TRUCKEE (AP) — A record stretch of warm, dry December weather has many visitors trading skis for golf clubs in the Reno-Lake Tahoe area.
Reno ended the year with its driest December in nearly 130 years after the month ended without any precipitation, the National Weather Service reported Sunday.
"You can't get any drier than what we had in December," said forecaster Kat Hohmann, adding the last time this happened was 1883.
The dry weather coincided with a string of record high temperatures reported around the region in recent weeks. Most recently, the Reno daytime high of 63 degrees broke a record for the date set in 1937. And forecasters expect a record high of 60 on Monday in Reno.

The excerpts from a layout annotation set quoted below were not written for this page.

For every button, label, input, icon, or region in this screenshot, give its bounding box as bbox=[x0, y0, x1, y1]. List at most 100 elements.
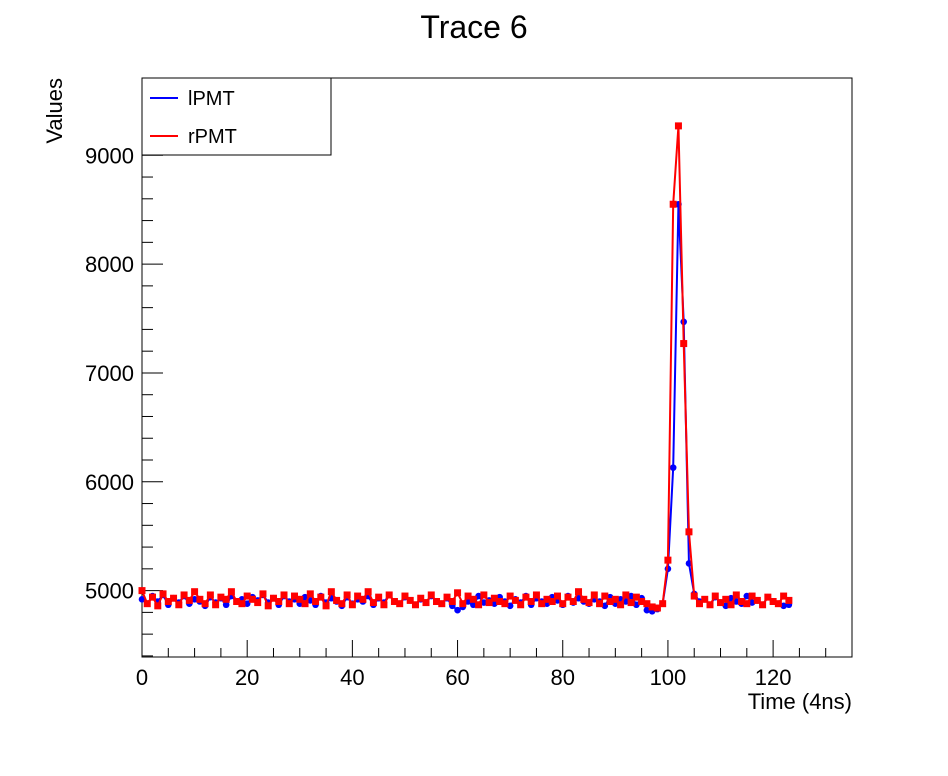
data-point-rpmt bbox=[359, 595, 367, 603]
data-point-lpmt bbox=[627, 592, 635, 600]
data-point-rpmt bbox=[154, 602, 162, 610]
data-point-lpmt bbox=[222, 601, 230, 609]
data-point-lpmt bbox=[138, 596, 146, 603]
data-point-rpmt bbox=[743, 600, 751, 608]
data-point-rpmt bbox=[527, 597, 535, 605]
data-point-lpmt bbox=[669, 464, 677, 471]
data-point-rpmt bbox=[575, 588, 583, 596]
data-point-lpmt bbox=[780, 602, 787, 610]
data-point-rpmt bbox=[243, 592, 251, 600]
data-point-rpmt bbox=[354, 592, 362, 600]
data-point-rpmt bbox=[764, 593, 772, 601]
data-point-rpmt bbox=[632, 593, 640, 601]
data-point-rpmt bbox=[259, 590, 267, 598]
chart-title: Trace 6 bbox=[420, 9, 527, 45]
data-point-rpmt bbox=[601, 592, 609, 600]
data-point-lpmt bbox=[454, 606, 461, 614]
data-point-rpmt bbox=[559, 600, 567, 608]
data-point-rpmt bbox=[369, 599, 377, 607]
data-point-rpmt bbox=[627, 599, 635, 607]
data-point-lpmt bbox=[491, 600, 498, 607]
data-point-rpmt bbox=[643, 600, 651, 608]
data-point-rpmt bbox=[695, 600, 703, 608]
data-point-rpmt bbox=[427, 591, 435, 599]
data-point-rpmt bbox=[464, 592, 472, 600]
y-axis-label: Values bbox=[42, 78, 67, 144]
legend-box bbox=[141, 77, 332, 156]
data-point-lpmt bbox=[748, 599, 756, 606]
data-point-rpmt bbox=[532, 591, 540, 599]
data-point-rpmt bbox=[343, 591, 351, 599]
data-point-rpmt bbox=[401, 592, 409, 600]
data-point-rpmt bbox=[780, 592, 788, 600]
data-point-rpmt bbox=[706, 601, 714, 609]
x-tick-label: 0 bbox=[136, 665, 148, 690]
data-point-rpmt bbox=[291, 592, 299, 600]
data-point-rpmt bbox=[448, 597, 456, 605]
data-point-rpmt bbox=[732, 591, 740, 599]
data-point-rpmt bbox=[417, 594, 425, 602]
x-axis-label: Time (4ns) bbox=[748, 689, 852, 714]
x-tick-label: 80 bbox=[550, 665, 574, 690]
data-point-rpmt bbox=[164, 597, 172, 605]
data-point-lpmt bbox=[633, 601, 640, 609]
x-tick-label: 120 bbox=[755, 665, 792, 690]
data-point-rpmt bbox=[685, 528, 693, 536]
data-point-lpmt bbox=[191, 596, 198, 603]
data-point-rpmt bbox=[664, 556, 672, 564]
data-point-rpmt bbox=[301, 600, 309, 608]
data-point-rpmt bbox=[674, 122, 682, 130]
data-point-rpmt bbox=[774, 600, 782, 608]
data-point-rpmt bbox=[390, 597, 398, 605]
data-point-rpmt bbox=[722, 595, 730, 603]
data-point-rpmt bbox=[306, 590, 314, 598]
data-point-rpmt bbox=[227, 588, 235, 596]
data-point-rpmt bbox=[254, 599, 262, 607]
data-point-rpmt bbox=[201, 600, 209, 608]
x-tick-label: 100 bbox=[650, 665, 687, 690]
data-point-rpmt bbox=[669, 200, 677, 208]
data-point-rpmt bbox=[285, 600, 293, 608]
legend: lPMT rPMT bbox=[141, 77, 332, 156]
axes-layer: 0 20 40 60 80 100 120 5000 6000 7000 8000 9000 bbox=[85, 89, 853, 690]
data-point-rpmt bbox=[138, 587, 146, 595]
data-point-rpmt bbox=[364, 588, 372, 596]
y-tick-label: 5000 bbox=[85, 579, 134, 604]
series-layer bbox=[138, 122, 793, 615]
data-point-rpmt bbox=[506, 592, 514, 600]
data-point-rpmt bbox=[180, 591, 188, 599]
data-point-rpmt bbox=[433, 597, 441, 605]
data-point-rpmt bbox=[322, 602, 330, 610]
data-point-rpmt bbox=[438, 600, 446, 608]
data-point-rpmt bbox=[196, 595, 204, 603]
data-point-rpmt bbox=[469, 595, 477, 603]
y-tick-label: 9000 bbox=[85, 143, 134, 168]
data-point-rpmt bbox=[548, 597, 556, 605]
data-point-rpmt bbox=[143, 600, 151, 608]
data-point-rpmt bbox=[175, 601, 183, 609]
data-point-rpmt bbox=[149, 593, 157, 601]
data-point-rpmt bbox=[753, 596, 761, 604]
series-line-rpmt bbox=[141, 125, 790, 610]
x-tick-label: 60 bbox=[445, 665, 469, 690]
data-point-rpmt bbox=[269, 594, 277, 602]
data-point-rpmt bbox=[490, 594, 498, 602]
data-point-rpmt bbox=[233, 597, 241, 605]
data-point-rpmt bbox=[580, 595, 588, 603]
data-point-rpmt bbox=[648, 603, 656, 611]
data-point-rpmt bbox=[454, 589, 462, 597]
data-point-rpmt bbox=[617, 601, 625, 609]
data-point-lpmt bbox=[722, 602, 730, 610]
data-point-rpmt bbox=[522, 593, 530, 601]
data-point-rpmt bbox=[606, 597, 614, 605]
data-point-rpmt bbox=[727, 601, 735, 609]
data-point-rpmt bbox=[701, 595, 709, 603]
data-point-lpmt bbox=[243, 600, 251, 607]
data-point-rpmt bbox=[480, 591, 488, 599]
legend-label-lpmt: lPMT bbox=[188, 88, 235, 110]
data-point-lpmt bbox=[601, 602, 609, 610]
data-point-rpmt bbox=[748, 592, 756, 600]
data-point-rpmt bbox=[443, 593, 451, 601]
data-point-rpmt bbox=[611, 595, 619, 603]
data-point-rpmt bbox=[375, 593, 383, 601]
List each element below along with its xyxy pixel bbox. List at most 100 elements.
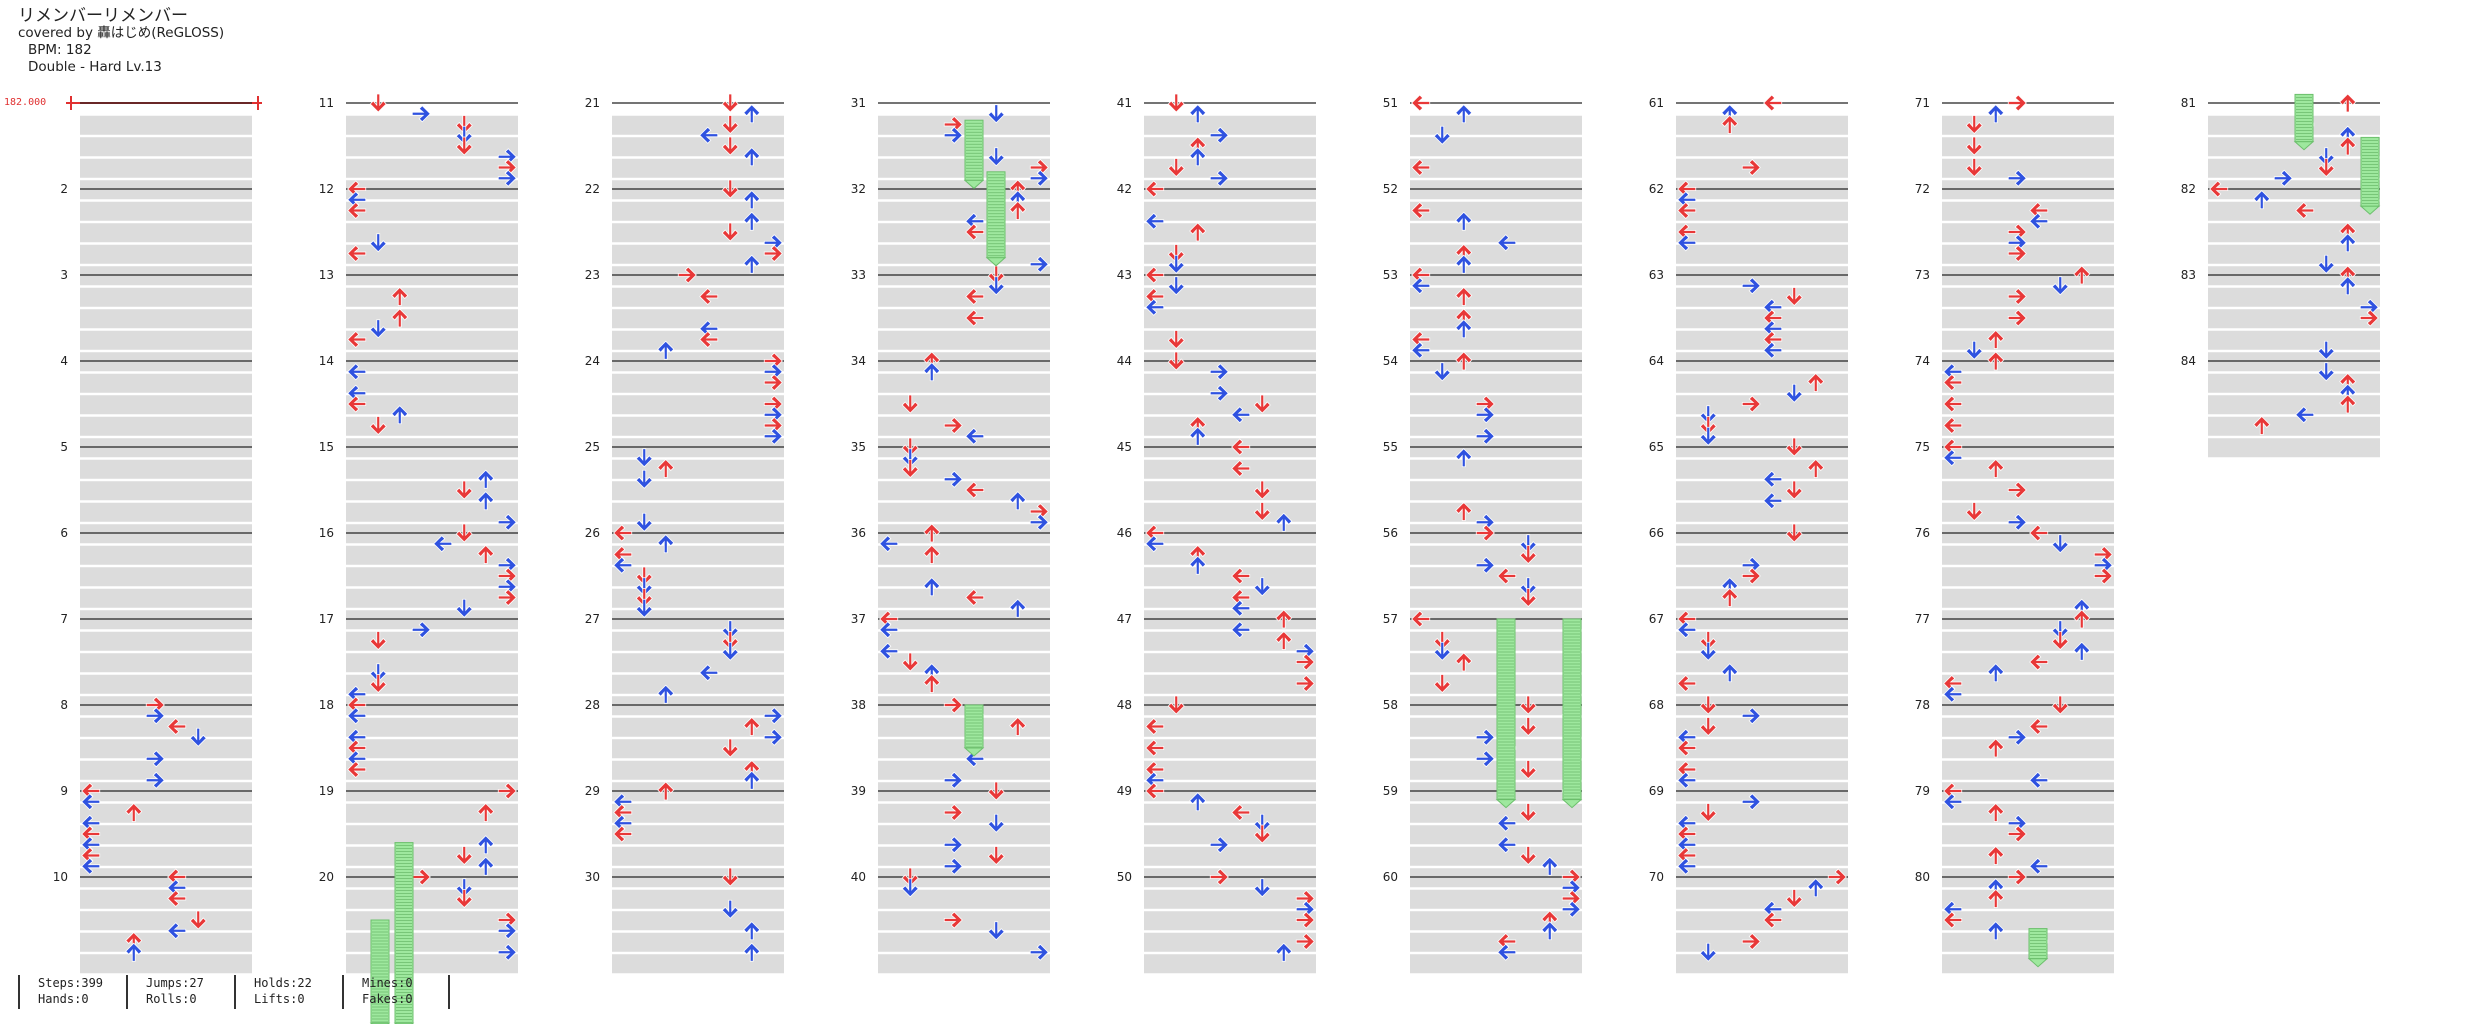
arrow-down-icon — [1167, 244, 1185, 264]
arrow-right-icon — [1741, 932, 1761, 951]
row-band — [1410, 868, 1582, 888]
row-band — [1144, 352, 1316, 372]
row-band — [1676, 481, 1848, 501]
row-band — [80, 868, 252, 888]
arrow-down-icon — [721, 867, 739, 887]
arrow-right-icon — [1475, 728, 1495, 746]
row-band — [612, 567, 784, 587]
arrow-left-icon — [167, 717, 187, 736]
row-band — [878, 760, 1050, 780]
row-band — [346, 760, 518, 780]
arrow-down-icon — [455, 846, 473, 866]
measure-number: 10 — [53, 870, 68, 884]
arrow-left-icon — [1497, 836, 1517, 854]
measure-number: 51 — [1383, 96, 1398, 110]
arrow-up-icon — [1721, 587, 1739, 607]
row-band — [878, 954, 1050, 974]
measure-number: 69 — [1649, 784, 1664, 798]
row-band — [612, 739, 784, 759]
row-band — [2208, 352, 2380, 372]
arrow-left-icon — [1411, 610, 1431, 628]
row-band — [878, 653, 1050, 673]
row-band — [1410, 588, 1582, 608]
arrow-down-icon — [1433, 125, 1451, 145]
measure-number: 5 — [60, 440, 68, 454]
row-band — [1410, 309, 1582, 329]
arrow-down-icon — [2051, 534, 2069, 554]
arrow-left-icon — [613, 556, 633, 574]
row-band — [1410, 352, 1582, 372]
arrow-up-icon — [1009, 598, 1027, 618]
row-band — [1410, 416, 1582, 436]
chart-column-6 — [1410, 102, 1582, 974]
row-band — [2208, 309, 2380, 329]
arrow-up-icon — [1455, 319, 1473, 339]
row-band — [1942, 653, 2114, 673]
arrow-left-icon — [1145, 717, 1165, 736]
row-band — [346, 309, 518, 329]
arrow-right-icon — [1741, 277, 1761, 295]
arrow-down-icon — [369, 319, 387, 339]
row-band — [80, 180, 252, 200]
row-band — [346, 352, 518, 372]
arrow-right-icon — [943, 803, 963, 822]
measure-number: 53 — [1383, 268, 1398, 282]
row-band — [1676, 588, 1848, 608]
measure-number: 43 — [1117, 268, 1132, 282]
row-band — [1144, 760, 1316, 780]
row-band — [80, 416, 252, 436]
row-band — [1144, 717, 1316, 737]
row-band — [1410, 373, 1582, 393]
arrow-right-icon — [763, 427, 783, 445]
row-band — [1676, 567, 1848, 587]
arrow-left-icon — [347, 201, 367, 220]
row-band — [1942, 309, 2114, 329]
arrow-up-icon — [1275, 942, 1293, 962]
row-band — [346, 137, 518, 157]
row-band — [1676, 610, 1848, 630]
arrow-up-icon — [2339, 394, 2357, 414]
arrow-down-icon — [721, 631, 739, 651]
row-band — [1144, 416, 1316, 436]
arrow-up-icon — [1455, 448, 1473, 468]
arrow-down-icon — [455, 136, 473, 156]
row-band — [80, 803, 252, 823]
arrow-up-icon — [743, 716, 761, 736]
row-band — [612, 244, 784, 264]
row-band — [612, 717, 784, 737]
arrow-down-icon — [369, 233, 387, 253]
arrow-left-icon — [81, 857, 101, 875]
measure-number: 6 — [60, 526, 68, 540]
arrow-left-icon — [699, 330, 719, 349]
arrow-down-icon — [1433, 641, 1451, 661]
arrow-down-icon — [2051, 276, 2069, 296]
row-band — [612, 610, 784, 630]
row-band — [878, 158, 1050, 178]
row-band — [878, 545, 1050, 565]
arrow-left-icon — [1411, 158, 1431, 177]
row-band — [1144, 674, 1316, 694]
row-band — [1942, 524, 2114, 544]
row-band — [612, 911, 784, 931]
arrow-up-icon — [743, 190, 761, 210]
arrow-down-icon — [1433, 362, 1451, 382]
arrow-down-icon — [1699, 631, 1717, 651]
row-band — [1410, 760, 1582, 780]
row-band — [1410, 889, 1582, 909]
measure-number: 62 — [1649, 182, 1664, 196]
row-band — [1676, 459, 1848, 479]
row-band — [1144, 911, 1316, 931]
row-band — [1942, 674, 2114, 694]
measure-number: 26 — [585, 526, 600, 540]
row-band — [878, 588, 1050, 608]
stats-holds-lifts: Holds:22 Lifts:0 — [234, 975, 312, 1009]
hold-note — [963, 704, 985, 757]
arrow-up-icon — [2339, 136, 2357, 156]
arrow-right-icon — [145, 771, 165, 789]
arrow-left-icon — [1231, 621, 1251, 639]
arrow-right-icon — [763, 244, 783, 263]
arrow-down-icon — [2051, 695, 2069, 715]
arrow-up-icon — [1721, 663, 1739, 683]
row-band — [1942, 502, 2114, 522]
row-band — [612, 846, 784, 866]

A similar weather pattern has hit Tahoe and other places across the West.
Tahoe City, Cailf., located on Tahoe's northwest shore, only got a trace of precipitation in December, well below the 11.4 inches it received a year ago en route to one of the snowiest winters in decades in the Sierra Nevada.
Tahoe City's 3.72 inches of precipitation over the quarter ending Saturday marked the eighth driest such period there since 1903. Overall, the Tahoe basin's snowpack on Sunday stood at 31 percent of average for the date.
The unseasonable weather has meant brisk business and one of the longest seasons ever at the nearby Old Brockway Golf Club on Tahoe's north shore.
Dave Laurie, superintendent of the Kings Beach, Calif., course, said it usually closes by early November and this is the first year it has remained open through the Christmas holidays in his 20 years there.
"Our motto is the skiing may suck but the golfing is great," he told The Associated Press on Sunday. "For a golf course to still be open Christmas (at Tahoe) is unheard of. We're really busy."
The lack of snow prompted the West Shore Café & Inn, located next to Homewood Mountain Resort on Tahoe's west shore, to send out emails to the media last week trumpeting activities other than skiing and snowboarding.
"Lake Tahoe is not letting its lack of snowfall impact the fun this winter," spokeswoman Nicole Kraft wrote in the email. "Locals and vacationers alike are taking advantage of some of the best hiking trails, golf courses and dining that California has to offer."
Among other non-skiing attractions, she mentioned Tahoe City's boutiques and art galleries, hiking trails at D.L. Bliss and Sugar Pine Point state parks, and ice skating at Eagle Lake above Emerald Bay.
Most Sierra ski resorts had to rely on snow-making machines to get through what is typically a busy holiday season.
Farther to the south, a steady stream of December storms gave resorts in southern Nevada, Southern California and New Mexico some of the best early conditions in the country.
Las Vegas Ski & Snowboard Resort on Mountain Charleston, about 30 miles northwest of Las Vegas, had a 40-inch base — deeper than every resort in Utah at one point last week.
As for the Reno-Tahoe area, National Weather Service forecasters don't foresee an end to the unseasonably dry, warm weather until at least mid-January.
"I think we're still looking for a pattern change in mid to late January, so that hopefully will lend itself to some storms," forecaster Edan Lindaman said Sunday. "The models are leaning toward a pattern change in the long term."